A very powerful and bulimic war machine that RFK Jr. openly rebelled against. Confirming the speciousness of the war in Ukraine. “We should have listened to Putin over many years. We made a commitment to Russia, to Gorbachev, that we would not move NATO one inch to the east. Then we went in, and we lied. We went into 13 NATO countries, we put missile systems in with nuclear capacity; we did joint exercises with Ukraine (…). If you look at the Minsk accords, which the Russians offered to settle for, they look like a really good deal today. Let’s be honest: it’s a US war against Russia, to essentially sacrifice the flower of Ukrainian youth in an abattoir of death and destruction for the geopolitical ambition of the neocons, of regime change for Vladimir Putin and exhausting the Russian military so that they can’t fight anywhere else in the world.”.

If geopolitics is “the often-stated ambition of neocons,” then Democrats, according to RFK Jr., are united. “President Biden has said that was his intention to get rid of Vladimir Putin. His Secretary of Defense, Lloyd Austin, said that our purpose here is to exhaust the Russian army.”
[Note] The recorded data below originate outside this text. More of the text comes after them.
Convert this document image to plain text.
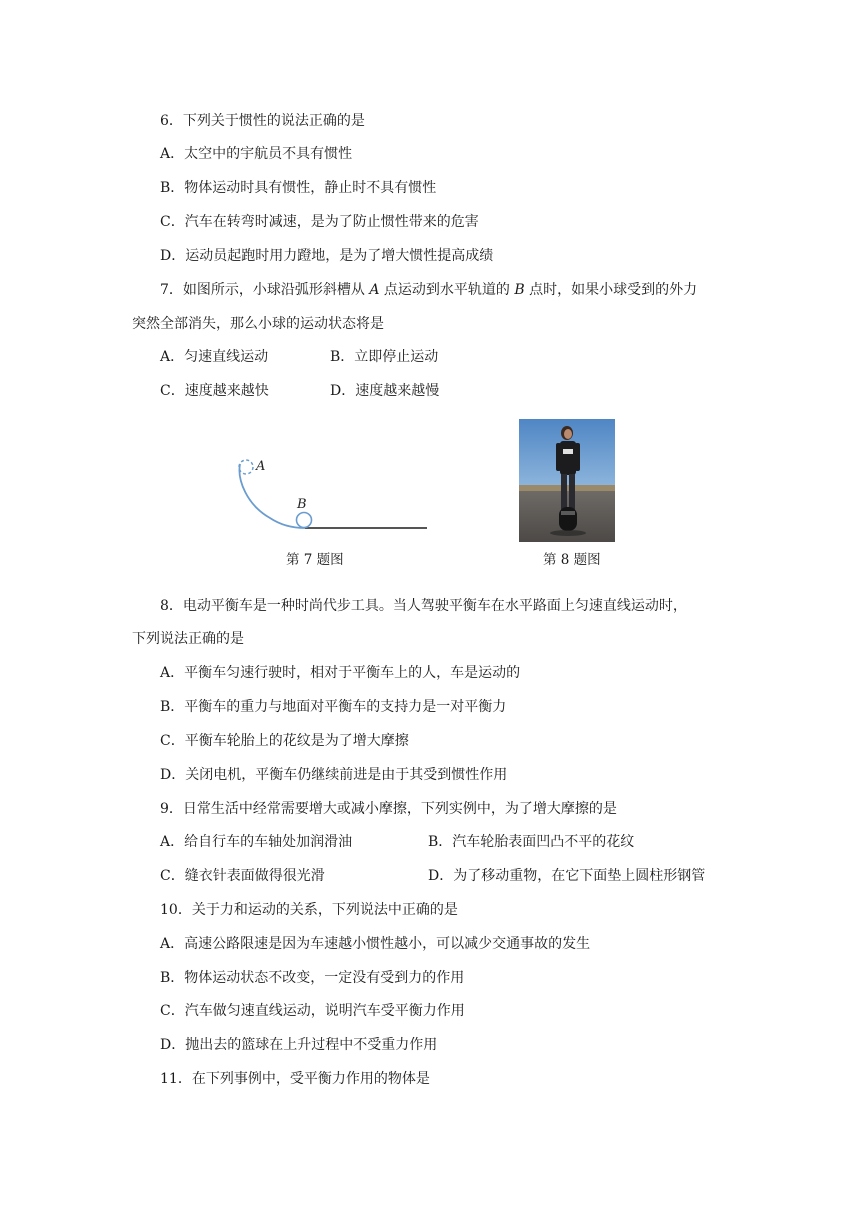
6．下列关于惯性的说法正确的是
A．太空中的宇航员不具有惯性
B．物体运动时具有惯性，静止时不具有惯性
C．汽车在转弯时减速，是为了防止惯性带来的危害
D．运动员起跑时用力蹬地，是为了增大惯性提高成绩
7．如图所示，小球沿弧形斜槽从 A 点运动到水平轨道的 B 点时，如果小球受到的外力
突然全部消失，那么小球的运动状态将是
A．匀速直线运动	B．立即停止运动
C．速度越来越快	D．速度越来越慢
A
B
第 7 题图	第 8 题图
8．电动平衡车是一种时尚代步工具。当人驾驶平衡车在水平路面上匀速直线运动时，
下列说法正确的是
A．平衡车匀速行驶时，相对于平衡车上的人，车是运动的
B．平衡车的重力与地面对平衡车的支持力是一对平衡力
C．平衡车轮胎上的花纹是为了增大摩擦
D．关闭电机，平衡车仍继续前进是由于其受到惯性作用
9．日常生活中经常需要增大或减小摩擦，下列实例中，为了增大摩擦的是
A．给自行车的车轴处加润滑油	B．汽车轮胎表面凹凸不平的花纹
C．缝衣针表面做得很光滑	D．为了移动重物，在它下面垫上圆柱形钢管
10．关于力和运动的关系，下列说法中正确的是
A．高速公路限速是因为车速越小惯性越小，可以减少交通事故的发生
B．物体运动状态不改变，一定没有受到力的作用
C．汽车做匀速直线运动，说明汽车受平衡力作用
D．抛出去的篮球在上升过程中不受重力作用
11．在下列事例中，受平衡力作用的物体是
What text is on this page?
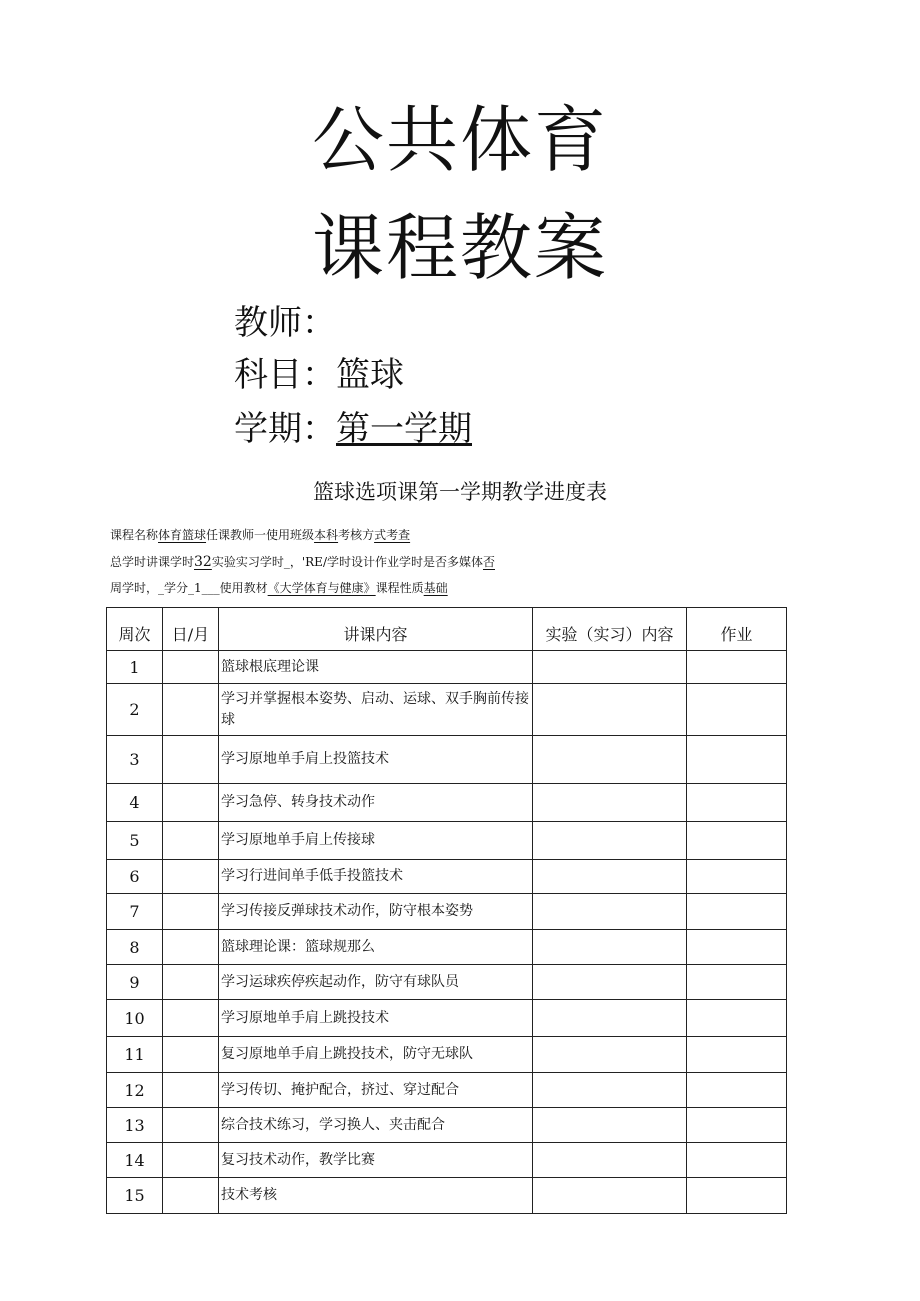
公共体育
课程教案
教师：
科目：篮球
学期：第一学期
篮球选项课第一学期教学进度表
课程名称体育篮球任课教师一使用班级本科考核方式考查
总学时讲课学时32实验实习学时_，'RE/学时设计作业学时是否多媒体否
周学时，_学分_1___使用教材《大学体育与健康》课程性质基础
周次	日/月	讲课内容	实验（实习）内容	作业
1		篮球根底理论课		
2		学习并掌握根本姿势、启动、运球、双手胸前传接球		
3		学习原地单手肩上投篮技术		
4		学习急停、转身技术动作		
5		学习原地单手肩上传接球		
6		学习行进间单手低手投篮技术		
7		学习传接反弹球技术动作，防守根本姿势		
8		篮球理论课：篮球规那么		
9		学习运球疾停疾起动作，防守有球队员		
10		学习原地单手肩上跳投技术		
11		复习原地单手肩上跳投技术，防守无球队		
12		学习传切、掩护配合，挤过、穿过配合		
13		综合技术练习，学习换人、夹击配合		
14		复习技术动作，教学比赛		
15		技术考核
A culturally sophisticated man, a highly successful environmental lawyer, the son and nephew of great liberal leaders, who opposes the highest American authority. It would seem an impossible and very risky task. A risk that RFK Jr. is fully aware of. To some interviewers who asked him if he was afraid that he would end up like John Kennedy and Bob Kennedy, he answered without hesitation: “I am aware of this danger.”

Yes, but can the twenty-first century United States overcome another act with the same name of the same tragedy?